Les méthodes numériques consistent en une discrétisation du domaine d’étude dans l’espace (maillage) et dans le temps pour les régimes transitoires.

Pour discrétiser l’espace, deux méthodes numériques sont essentiellement utilisées en modélisation hydrogéologique :

  • la méthode des éléments finis,
  • la méthode des différences finies.

C’est cette dernière méthode qui est utilisé dans le cadre de ce travail.
Dans le modèle présenté ici, le territoire est reproduit en trois dimensions en le découpant en éléments géométriques unitaires (= mailles). Dans chaque maille sont entrées des données sur la géométrie (topographie, profondeur d’une couche géologique), les caractéristiques hydrodynamiques (perméabilité   et emmagasinement  ), éventuellement les flux entrants (infiltration   de la pluie par exemple) ou sortant (prélèvements)… Les variables spatio-temporelles calculées par le modèle (niveaux des nappes  , débits des cours d’eau) sont comparées aux données observées sur le terrain. Pour reproduire au mieux cette réalité, des paramètres (particulièrement ceux hydrodynamiques) du modèle doivent être ajustés, c’est la phase de calage. Une fois le calage satisfaisant, le modèle peut être utilisé pour faire des simulations à partir de différents scénarios.

Les étapes d’une modélisation

Le modèle construit est un modèle régional destiné à la gestion de la ressource en eau, permettant :
• de reproduire le fonctionnement hydrogéologique des systèmes aquifères   et en particulier d’étudier les relations nappes  /rivières.
• de contribuer notamment à la gestion des prélèvements, en analysant :
- La disponibilité de la ressource en eau souterraine pour l’irrigation ;
- L’impact hivernal du remplissage de projets de retenues.

Une fois les éléments de la modélisation fixés :

  • extension du modèle,
  • nombre de couches,
  • taille des mailles,
  • pas de temps,
    la modélisation se déroule en plusieurs étapes :
    Les étapes d’une modélisation

a) Collecte des données

La construction d’un modèle hydrodynamique nécessite le recueil et la synthèse des données suivantes :

  • Géologie : les données géologiques permettent de déterminer la géométrie des couches à modéliser à partir de la connaissance des toits et des murs des niveaux aquifères   ou imperméables, issus de logs stratigraphiques, de l’analyse de diagraphies, de documents bibliographiques (thèses, rapports de bureaux d’études…),
  • Hydrogéologie   : caractéristiques hydrodynamiques de l’aquifère   (conductivité hydraulique, transmissivité, coefficient d’emmagasinement  , coefficient d’échange…), piézométrie   de la nappe   en période de basses et de hautes eaux, conditions aux limites (niveaux, flux…),
  • Hydrologie : réseau hydrographique   (caractérisé par sa géométrie - largeur, longueur et profondeur - débits, niveaux…),
  • Climatologie : la pluviométrie et l’évapotranspiration,
  • Prélèvements : pour l’alimentation en eau potable   (AEP  ), l’irrigation et autres (industrie, particuliers…).

b) La construction du modèle

Cette étape consiste à intégrer dans le logiciel de modélisation retenu les données qui vont permettre de construire les différentes « grilles » du modèle : géométrie, conditions aux limites, recharge  , propriétés hydrauliques…

c) Le calage du modèle

Le but du calage consiste à reproduire les niveaux piézométriques observés.

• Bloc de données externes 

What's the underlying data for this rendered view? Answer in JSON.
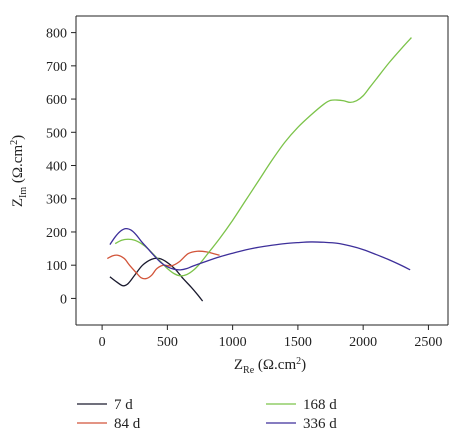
{
  "chart_data": {
    "type": "line",
    "xlabel_main": "Z",
    "xlabel_sub": "Re",
    "xlabel_unit": " (Ω.cm",
    "xlabel_sup": "2",
    "xlabel_end": ")",
    "ylabel_main": "Z",
    "ylabel_sub": "Im",
    "ylabel_unit": " (Ω.cm",
    "ylabel_sup": "2",
    "ylabel_end": ")",
    "xlim": [
      -200,
      2650
    ],
    "ylim": [
      -80,
      850
    ],
    "xticks": [
      0,
      500,
      1000,
      1500,
      2000,
      2500
    ],
    "yticks": [
      0,
      100,
      200,
      300,
      400,
      500,
      600,
      700,
      800
    ],
    "grid": false,
    "legend_position": "bottom",
    "series": [
      {
        "name": "7 d",
        "color": "#1a1a2e",
        "x": [
          60,
          110,
          160,
          200,
          250,
          310,
          380,
          440,
          500,
          560,
          620,
          680,
          730,
          770
        ],
        "y": [
          65,
          50,
          38,
          45,
          70,
          100,
          118,
          120,
          108,
          88,
          60,
          35,
          12,
          -8
        ]
      },
      {
        "name": "84 d",
        "color": "#d2553a",
        "x": [
          40,
          80,
          120,
          170,
          210,
          260,
          300,
          340,
          380,
          420,
          470,
          530,
          590,
          660,
          730,
          800,
          860,
          900
        ],
        "y": [
          120,
          128,
          130,
          120,
          100,
          78,
          62,
          60,
          70,
          90,
          100,
          98,
          110,
          135,
          142,
          140,
          134,
          130
        ]
      },
      {
        "name": "168 d",
        "color": "#7cc34a",
        "x": [
          100,
          150,
          200,
          250,
          300,
          350,
          400,
          450,
          500,
          550,
          600,
          650,
          700,
          750,
          800,
          900,
          1000,
          1100,
          1200,
          1300,
          1400,
          1500,
          1600,
          1700,
          1750,
          1800,
          1850,
          1900,
          1950,
          2000,
          2050,
          2100,
          2200,
          2300,
          2370
        ],
        "y": [
          165,
          175,
          178,
          175,
          165,
          150,
          130,
          110,
          90,
          75,
          68,
          72,
          85,
          105,
          130,
          180,
          235,
          295,
          355,
          415,
          470,
          515,
          552,
          585,
          596,
          597,
          595,
          590,
          595,
          610,
          635,
          660,
          710,
          755,
          785
        ]
      },
      {
        "name": "336 d",
        "color": "#3d2f9a",
        "x": [
          60,
          100,
          140,
          180,
          220,
          260,
          300,
          350,
          400,
          450,
          500,
          550,
          600,
          650,
          700,
          800,
          900,
          1000,
          1100,
          1200,
          1300,
          1400,
          1500,
          1600,
          1700,
          1800,
          1900,
          2000,
          2100,
          2200,
          2300,
          2360
        ],
        "y": [
          162,
          185,
          202,
          210,
          206,
          192,
          172,
          150,
          128,
          108,
          95,
          88,
          86,
          90,
          98,
          112,
          125,
          136,
          146,
          154,
          160,
          165,
          168,
          170,
          169,
          166,
          158,
          147,
          132,
          116,
          98,
          86
        ]
      }
    ]
  }
}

Cette étape est réalisée en ajustant au mieux les paramètres hydrodynamiques de l’aquifère   (perméabilité  , emmagasinement  ) et dans le cas présent également les paramètres des cours d’eau (perméabilité   de colmatage des lits de rivières…).
Généralement le calage est réalisé en deux phases afin de sérier les difficultés.

  • 1re : Calage en régime permanent : dans ce cas, la nappe   est considérée comme stationnaire sur une certaine période de temps (les niveaux ne sont pas fonction du temps). Les valeurs de perméabilités définies dans cette étape sont ensuite utilisées comme champ de valeurs initial pour le régime transitoire.
  • 2e : Calage en régime transitoire : cette étape permet d’affiner le calage de l’ensemble des paramètres hydrodynamiques en restituant le plus précisément possible des chroniques piézométriques et/ou de débits de sources et de cours d’eau.

d) Les simulations

Une fois le modèle calé, les phases de simulations de différents scénarios peuvent débuter.

Le logiciel MARTHE utilisé pour la modélisation

Le code de calcul retenu dans le cadre de cette modélisation est MARTHE (Modélisation d’Aquifères   par un maillage Rectangulaire en régime Transitoire pour le calcul Hydrodynamique des Ecoulements). Ce code, développé par le BRGM, utilise la méthode des différences finies, et permet le calcul des écoulements de fluides et de transferts de masse et d’énergie en milieux poreux bidimensionnels (plan ou coupe verticale) et tridimensionnel [THIERY D. (2006)]. Les schémas peuvent être simples ou complexes (zone saturée   et/ou non saturée, écoulements multiphasiques, prise en compte de la densité du fluide, prise en compte de la végétation, interaction entre cours d’eau et nappes  , etc.) en régime permanent ou transitoire. Il permet aussi de simuler des drains souterrains.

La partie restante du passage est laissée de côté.